Reading it in context it doesn't exactly seem as bad as out of context, and I say this primarily because with the context, it is certainly not excluding the idea of diversity of thought/opinion. This might just be a coincidence. If you take the logic to its ultimate conclusion, it is an insult to liberals, who only pretend to know how the world works because of their false diversity, but in reality they surround themselves only with those who think like themselves, except for those who wish them dead. That's definitely too smart for this book though.
The "fair maiden" thing made me think of that dogshit awful comic Princeless where the dark princess cunt screams at a knight for calling her "fair" because "fair" means "light skinned" which is for sure oppressive and triggering. The line in this therefore surprises me, because it means the writer either never read Princeless (extremely likely) or put it in as a dig against Princeless (pretty much impossible).
Here's what really bothers me about Saga, and it took this long for me to piece it together: in the entire whole crazy universe with rocketship trees and magic powered by embarrassing secrets, every single character acts like it is completely impossible for the two parents to have fallen in love and had a child together. Not that it's unlikely or even wrong, but that it isn't possible. The only people who believe it are the parents, that old novel writer (his book appears in this issue, he was killed in a previous issue) and the girl herself. They act like the universe would collapse, or perhaps the whole war would cease to exist, and I believe implications were made that "those in charge" wouldn't be able to keep the war going "if news of this child got out" etc. Which I don't buy. And if it's supposed to relate to any current war, especially any American wars, then again, no, not even close. The closest any comic book writer has come to truly understanding the recent American wars was when Christopher Hitchens wrote the foreword to Safe Area Gorazde.

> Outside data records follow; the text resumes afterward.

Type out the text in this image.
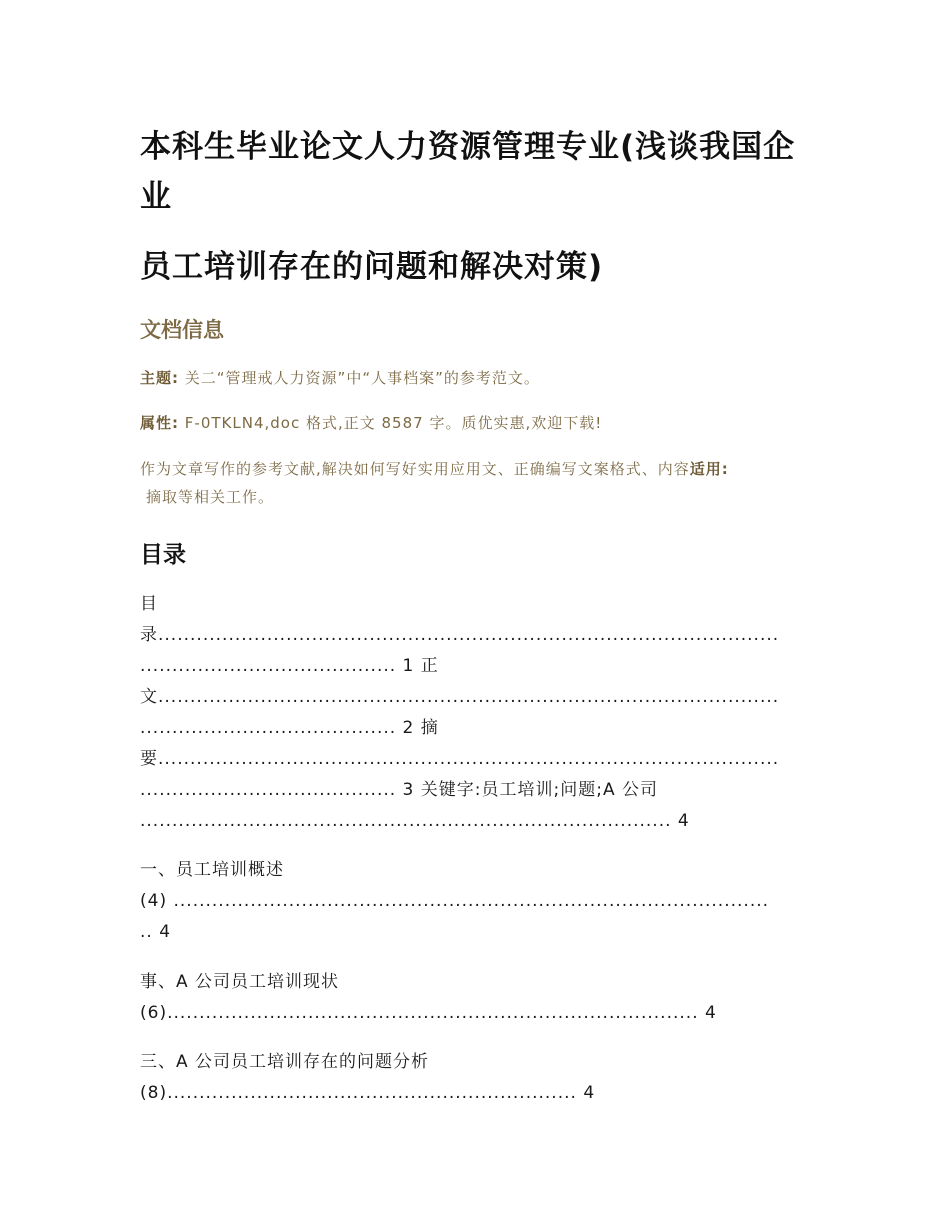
本科生毕业论文人力资源管理专业(浅谈我国企业
员工培训存在的问题和解决对策)
文档信息

主题: 关二“管理戒人力资源”中“人事档案”的参考范文。

属性: F-0TKLN4,doc 格式,正文 8587 字。质优实惠,欢迎下载!

作为文章写作的参考文献,解决如何写好实用应用文、正确编写文案格式、内容适用:
摘取等相关工作。

目录
目
录.................................................................................................
........................................ 1 正
文.................................................................................................
........................................ 2 摘
要.................................................................................................
........................................ 3 关键字:员工培训;问题;A 公司
................................................................................... 4
一、员工培训概述
(4) .............................................................................................
.. 4
事、A 公司员工培训现状
(6)................................................................................... 4
三、A 公司员工培训存在的问题分析
(8)................................................................ 4
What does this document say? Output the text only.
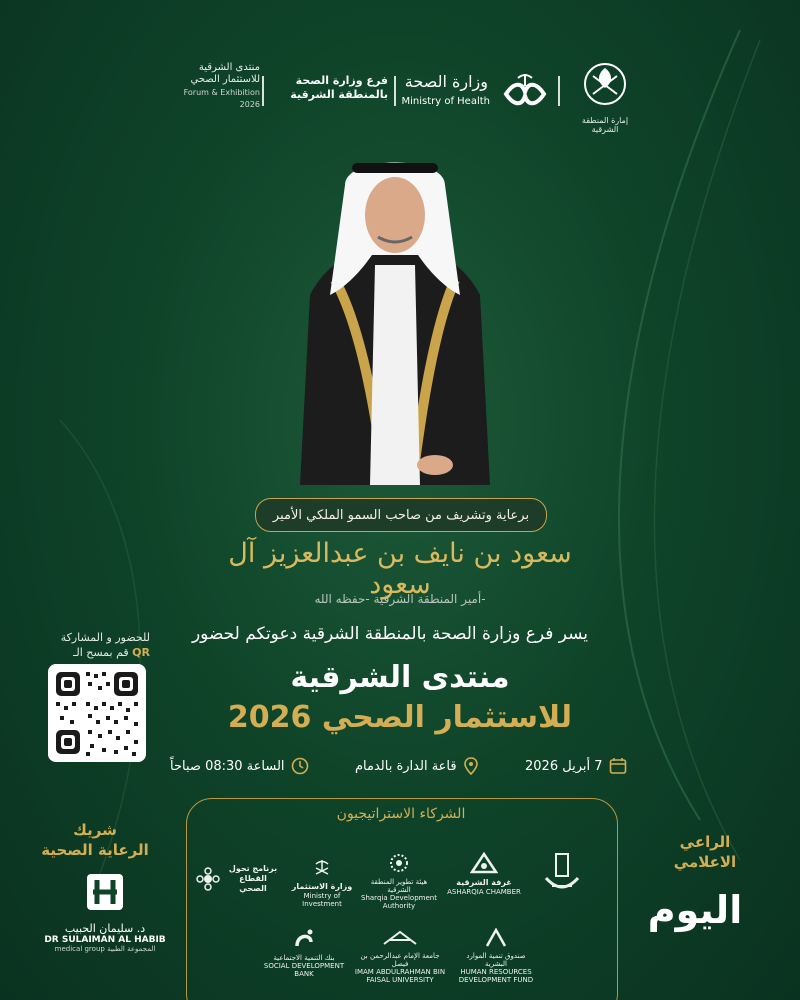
منتدى الشرقية
للاستثمار الصحي
Forum & Exhibition
2026
فرع وزارة الصحة
بالمنطقة الشرقية
وزارة الصحة
Ministry of Health
إمارة المنطقة الشرقية
برعاية وتشريف من صاحب السمو الملكي الأمير
سعود بن نايف بن عبدالعزيز آل سعود
أمير المنطقة الشرقية -حفظه الله-
يسر فرع وزارة الصحة بالمنطقة الشرقية دعوتكم لحضور
منتدى الشرقية
للاستثمار الصحي 2026
الساعة 08:30 صباحاً	قاعة الدارة بالدمام	7 أبريل 2026
للحضور و المشاركة
قم بمسح الـ QR
الشركاء الاستراتيجيون
غرفة الشرقية
ASHARQIA CHAMBER
هيئة تطوير المنطقة الشرقية
Sharqia Development Authority
وزارة الاستثمار
Ministry of Investment
برنامج تحول القطاع الصحي
صندوق تنمية الموارد البشرية
HUMAN RESOURCES DEVELOPMENT FUND
جامعة الإمام عبدالرحمن بن فيصل
IMAM ABDULRAHMAN BIN FAISAL UNIVERSITY
بنك التنمية الاجتماعية
SOCIAL DEVELOPMENT BANK
شريك
الرعاية الصحية
د. سليمان الحبيب
DR SULAIMAN AL HABIB
medical group المجموعة الطبية
الراعي
الاعلامي
اليوم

This makes the story's conceit unrelatable, which means it's impossible to truly get invested in the narrative itself, because you know it's based on a nonexistent premise even for a fantasy universe. So the natural instinct when reading this comic is "I don't buy it." Maybe a result of too heavyhanded of an attempt at a message, maybe just cheesy writing typical of comic books, an entire culture of writers who are in this medium because they can't do better, who knows.